Speaking to a group of autoworkers in Toledo, Ohio, Biden claimed Trump’s “chaotic trade threats, erratic tweets, and bluster” had “stiffed American workers and consumers.”
“He’s let you down. I will stand up to China’s trade abuses. I will invest in you,” Biden said during a drive-in campaign rally outside a United Auto Workers union hall.
The speech was met with protests from about a dozen Trump supporters who showed up near the rally, chanting “four more years” and “Trump” loudly enough that they could be heard over the remarks.
Trump later tweeted a video of the group, writing “Joe Biden has let the Unions down — always has, always will!”
Negotiating new trade deals, one of Trump’s key 2016 promises, has been a priority throughout his presidency. After having run in heavily industrial states like Ohio on an “America First” message with promises to renegotiate trade deals he’d said allowed auto and steel factories to flee, Trump entered the U.S. into a new trade deal with Mexico and Canada. And, following a trade war with China, he entered the U.S. into a Phase One deal with them, as well.
Those developments, however, have not helped bring jobs back to hard-stricken areas like northeastern Ohio and the Toledo area, where a number of manufacturing jobs had been lost. The unemployment rate in both regions was higher than the national rate, even before the Covid-19 pandemic hit the U.S.
Biden’s trade proposals during the presidential race have also pushed a message of economic nationalism that focuses on reviving American manufacturing and that was specifically designed to counter Trump’s “America First” policies.
Biden’s proposals call for updating “the trade rules for Buy American,” and “working with allies to modernize international trade rules and associated domestic regulations regarding government procurement to make sure that the U.S. and allies can use their own taxpayer dollars to spur investment in their own countries.” His “Build Back Better” plan calls for directing $400 billion in federal procurement spending on American-made products while tightening enforcement of “Buy American” provisions.

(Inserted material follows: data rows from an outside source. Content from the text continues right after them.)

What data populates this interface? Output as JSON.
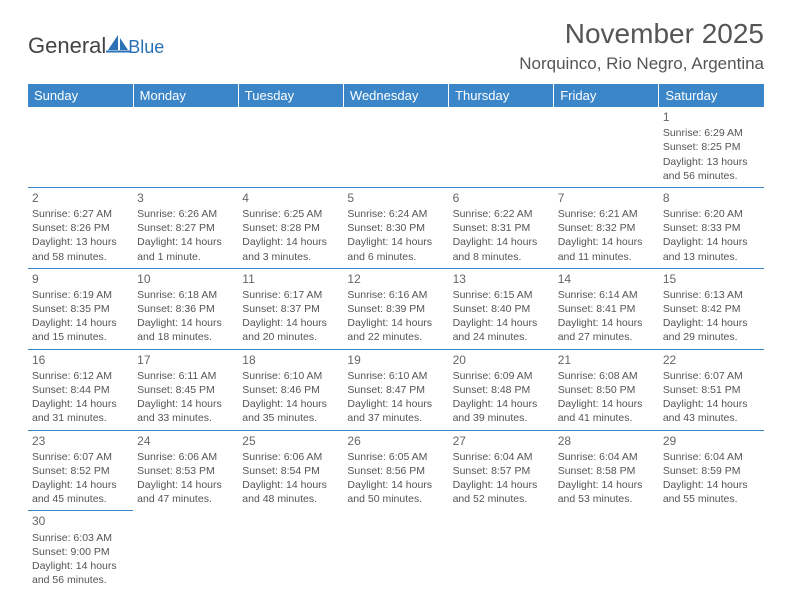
{
  "logo": {
    "text1": "General",
    "text2": "Blue",
    "sail_color": "#2a72b5"
  },
  "title": "November 2025",
  "location": "Norquinco, Rio Negro, Argentina",
  "colors": {
    "header_bg": "#3a86c8",
    "header_fg": "#ffffff",
    "cell_border": "#3a86c8",
    "text": "#555555"
  },
  "day_names": [
    "Sunday",
    "Monday",
    "Tuesday",
    "Wednesday",
    "Thursday",
    "Friday",
    "Saturday"
  ],
  "weeks": [
    [
      null,
      null,
      null,
      null,
      null,
      null,
      {
        "n": "1",
        "sr": "Sunrise: 6:29 AM",
        "ss": "Sunset: 8:25 PM",
        "dl": "Daylight: 13 hours and 56 minutes."
      }
    ],
    [
      {
        "n": "2",
        "sr": "Sunrise: 6:27 AM",
        "ss": "Sunset: 8:26 PM",
        "dl": "Daylight: 13 hours and 58 minutes."
      },
      {
        "n": "3",
        "sr": "Sunrise: 6:26 AM",
        "ss": "Sunset: 8:27 PM",
        "dl": "Daylight: 14 hours and 1 minute."
      },
      {
        "n": "4",
        "sr": "Sunrise: 6:25 AM",
        "ss": "Sunset: 8:28 PM",
        "dl": "Daylight: 14 hours and 3 minutes."
      },
      {
        "n": "5",
        "sr": "Sunrise: 6:24 AM",
        "ss": "Sunset: 8:30 PM",
        "dl": "Daylight: 14 hours and 6 minutes."
      },
      {
        "n": "6",
        "sr": "Sunrise: 6:22 AM",
        "ss": "Sunset: 8:31 PM",
        "dl": "Daylight: 14 hours and 8 minutes."
      },
      {
        "n": "7",
        "sr": "Sunrise: 6:21 AM",
        "ss": "Sunset: 8:32 PM",
        "dl": "Daylight: 14 hours and 11 minutes."
      },
      {
        "n": "8",
        "sr": "Sunrise: 6:20 AM",
        "ss": "Sunset: 8:33 PM",
        "dl": "Daylight: 14 hours and 13 minutes."
      }
    ],
    [
      {
        "n": "9",
        "sr": "Sunrise: 6:19 AM",
        "ss": "Sunset: 8:35 PM",
        "dl": "Daylight: 14 hours and 15 minutes."
      },
      {
        "n": "10",
        "sr": "Sunrise: 6:18 AM",
        "ss": "Sunset: 8:36 PM",
        "dl": "Daylight: 14 hours and 18 minutes."
      },
      {
        "n": "11",
        "sr": "Sunrise: 6:17 AM",
        "ss": "Sunset: 8:37 PM",
        "dl": "Daylight: 14 hours and 20 minutes."
      },
      {
        "n": "12",
        "sr": "Sunrise: 6:16 AM",
        "ss": "Sunset: 8:39 PM",
        "dl": "Daylight: 14 hours and 22 minutes."
      },
      {
        "n": "13",
        "sr": "Sunrise: 6:15 AM",
        "ss": "Sunset: 8:40 PM",
        "dl": "Daylight: 14 hours and 24 minutes."
      },
      {
        "n": "14",
        "sr": "Sunrise: 6:14 AM",
        "ss": "Sunset: 8:41 PM",
        "dl": "Daylight: 14 hours and 27 minutes."
      },
      {
        "n": "15",
        "sr": "Sunrise: 6:13 AM",
        "ss": "Sunset: 8:42 PM",
        "dl": "Daylight: 14 hours and 29 minutes."
      }
    ],
    [
      {
        "n": "16",
        "sr": "Sunrise: 6:12 AM",
        "ss": "Sunset: 8:44 PM",
        "dl": "Daylight: 14 hours and 31 minutes."
      },
      {
        "n": "17",
        "sr": "Sunrise: 6:11 AM",
        "ss": "Sunset: 8:45 PM",
        "dl": "Daylight: 14 hours and 33 minutes."
      },
      {
        "n": "18",
        "sr": "Sunrise: 6:10 AM",
        "ss": "Sunset: 8:46 PM",
        "dl": "Daylight: 14 hours and 35 minutes."
      },
      {
        "n": "19",
        "sr": "Sunrise: 6:10 AM",
        "ss": "Sunset: 8:47 PM",
        "dl": "Daylight: 14 hours and 37 minutes."
      },
      {
        "n": "20",
        "sr": "Sunrise: 6:09 AM",
        "ss": "Sunset: 8:48 PM",
        "dl": "Daylight: 14 hours and 39 minutes."
      },
      {
        "n": "21",
        "sr": "Sunrise: 6:08 AM",
        "ss": "Sunset: 8:50 PM",
        "dl": "Daylight: 14 hours and 41 minutes."
      },
      {
        "n": "22",
        "sr": "Sunrise: 6:07 AM",
        "ss": "Sunset: 8:51 PM",
        "dl": "Daylight: 14 hours and 43 minutes."
      }
    ],
    [
      {
        "n": "23",
        "sr": "Sunrise: 6:07 AM",
        "ss": "Sunset: 8:52 PM",
        "dl": "Daylight: 14 hours and 45 minutes."
      },
      {
        "n": "24",
        "sr": "Sunrise: 6:06 AM",
        "ss": "Sunset: 8:53 PM",
        "dl": "Daylight: 14 hours and 47 minutes."
      },
      {
        "n": "25",
        "sr": "Sunrise: 6:06 AM",
        "ss": "Sunset: 8:54 PM",
        "dl": "Daylight: 14 hours and 48 minutes."
      },
      {
        "n": "26",
        "sr": "Sunrise: 6:05 AM",
        "ss": "Sunset: 8:56 PM",
        "dl": "Daylight: 14 hours and 50 minutes."
      },
      {
        "n": "27",
        "sr": "Sunrise: 6:04 AM",
        "ss": "Sunset: 8:57 PM",
        "dl": "Daylight: 14 hours and 52 minutes."
      },
      {
        "n": "28",
        "sr": "Sunrise: 6:04 AM",
        "ss": "Sunset: 8:58 PM",
        "dl": "Daylight: 14 hours and 53 minutes."
      },
      {
        "n": "29",
        "sr": "Sunrise: 6:04 AM",
        "ss": "Sunset: 8:59 PM",
        "dl": "Daylight: 14 hours and 55 minutes."
      }
    ],
    [
      {
        "n": "30",
        "sr": "Sunrise: 6:03 AM",
        "ss": "Sunset: 9:00 PM",
        "dl": "Daylight: 14 hours and 56 minutes."
      },
      null,
      null,
      null,
      null,
      null,
      null
    ]
  ]
}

Later, during a second campaign stop in Cincinnati, Biden, at a rare indoor event, took aim at Trump over his response to the Covid-19 pandemic and criticized him over his failure to address systemic racism in the U.S.
“Every generation has moved closer and closer to inclusion. It’s the first one, elected president [who] deliberately tried to turn it back,” he said.
He also slammed Senate Republicans for holding confirmation hearings, which began Monday, for Judge Amy Coney Barrett, Trump’s Supreme Court nominee.
Republicans have “time to hold a hearing on the Supreme Court with 22 days left to go instead of providing significant economic recovery and needs for the people who are hurting so badly,” he said.
Trump flipped Ohio red in 2016 after the state went for Barack Obama twice, and both campaigns have targeted it with trade policy messaging in recent weeks, with polls there showing a tight race.
Voters in northeastern Ohio told NBC News last month that they still felt abandoned by Biden. Democrats in Ohio, as well as political pundits, urged Biden to visit the state to push his economic message.
Vice President Mike Pence was in the state earlier Monday, holding a rally in Columbus. Early voting in Ohio began on October 6.
Adam Edelman is a political reporter for NBC News.